Where are you loading the datasets btw?

JamesTV1996 commented 3 years ago

I loaded a dataset that I cleaned from my own pc. I first ran my dataset through the preprocessing program you have posted as well. For my project, I was trying to adapt your implementation so that I can generate a title based off the description of the given problem. I assume this would work for this application. The dataset I used was originally downloaded from the StackOverflow dataset found on Google Cloud API.

JRC1995 commented 3 years ago

It should work, but the main error seems to be that len(val_batches_text) is 0. That means the source of the bug is in the code snippet where val_batches_text is being created. For some reason no data is being loaded. If you are using my pre-processing, it has some heavy filters. Is it possible that no data is passing through the filters when you are you preprocessing your dataset?

vasanthaganesh commented 2 years ago

I've tried what you said in the last comment but the data set is not loading and it return the error as the zero division. We are using your pre-processing, so please help me to reduce the heavy filter.

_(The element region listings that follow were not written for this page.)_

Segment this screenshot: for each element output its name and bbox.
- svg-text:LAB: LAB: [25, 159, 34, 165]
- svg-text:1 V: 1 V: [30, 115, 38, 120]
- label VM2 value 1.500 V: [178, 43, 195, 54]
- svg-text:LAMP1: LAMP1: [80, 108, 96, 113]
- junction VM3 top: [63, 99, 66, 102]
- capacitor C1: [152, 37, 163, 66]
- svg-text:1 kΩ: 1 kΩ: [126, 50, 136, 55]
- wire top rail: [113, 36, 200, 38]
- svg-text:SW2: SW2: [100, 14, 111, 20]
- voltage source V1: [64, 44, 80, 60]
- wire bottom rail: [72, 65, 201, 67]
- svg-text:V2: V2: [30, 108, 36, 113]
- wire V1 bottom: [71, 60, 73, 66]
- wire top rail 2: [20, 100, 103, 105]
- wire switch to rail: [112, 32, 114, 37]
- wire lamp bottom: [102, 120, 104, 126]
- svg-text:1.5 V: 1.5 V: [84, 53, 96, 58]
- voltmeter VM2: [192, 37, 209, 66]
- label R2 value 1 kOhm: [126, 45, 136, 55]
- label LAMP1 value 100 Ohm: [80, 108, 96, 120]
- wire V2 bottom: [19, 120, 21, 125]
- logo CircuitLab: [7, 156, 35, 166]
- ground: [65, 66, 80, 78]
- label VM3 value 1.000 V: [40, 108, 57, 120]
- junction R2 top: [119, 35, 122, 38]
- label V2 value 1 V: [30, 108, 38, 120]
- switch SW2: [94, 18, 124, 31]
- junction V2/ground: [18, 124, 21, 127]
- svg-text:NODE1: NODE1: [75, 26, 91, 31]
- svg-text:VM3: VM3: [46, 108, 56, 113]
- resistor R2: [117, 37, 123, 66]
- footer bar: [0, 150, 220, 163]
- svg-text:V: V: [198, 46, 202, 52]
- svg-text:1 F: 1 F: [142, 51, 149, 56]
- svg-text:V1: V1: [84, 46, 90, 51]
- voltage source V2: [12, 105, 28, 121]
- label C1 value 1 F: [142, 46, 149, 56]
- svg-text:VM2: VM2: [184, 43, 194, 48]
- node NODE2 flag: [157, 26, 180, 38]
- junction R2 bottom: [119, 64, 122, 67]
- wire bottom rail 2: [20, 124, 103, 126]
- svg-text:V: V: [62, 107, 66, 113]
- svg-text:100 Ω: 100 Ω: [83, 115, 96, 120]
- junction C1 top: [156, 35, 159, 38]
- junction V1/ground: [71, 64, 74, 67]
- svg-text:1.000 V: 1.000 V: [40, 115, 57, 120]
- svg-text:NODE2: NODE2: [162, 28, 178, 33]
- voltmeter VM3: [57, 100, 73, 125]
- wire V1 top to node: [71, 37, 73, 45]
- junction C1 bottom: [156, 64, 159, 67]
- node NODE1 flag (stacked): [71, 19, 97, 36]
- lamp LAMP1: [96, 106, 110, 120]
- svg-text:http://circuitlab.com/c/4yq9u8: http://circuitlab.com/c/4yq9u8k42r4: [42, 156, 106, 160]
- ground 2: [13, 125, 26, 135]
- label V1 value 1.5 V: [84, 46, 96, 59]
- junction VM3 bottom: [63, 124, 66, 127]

JRC1995 commented 2 years ago

Probably you have to figure out what max length/min length are suitable for your dataset: https://github.com/JRC1995/Abstractive-Summarization/blob/master/Data_Pre-Processing.ipynb You have to probably change them: "text_max_len = 500 text_min_len = 25 summary_max_len = 30"

vasanthaganesh commented 2 years ago

image

I have changed the max length/min length values as you said, but it gives the error, how can I rectify this error. I have used only the dataset reviews.csv with 50000 lines.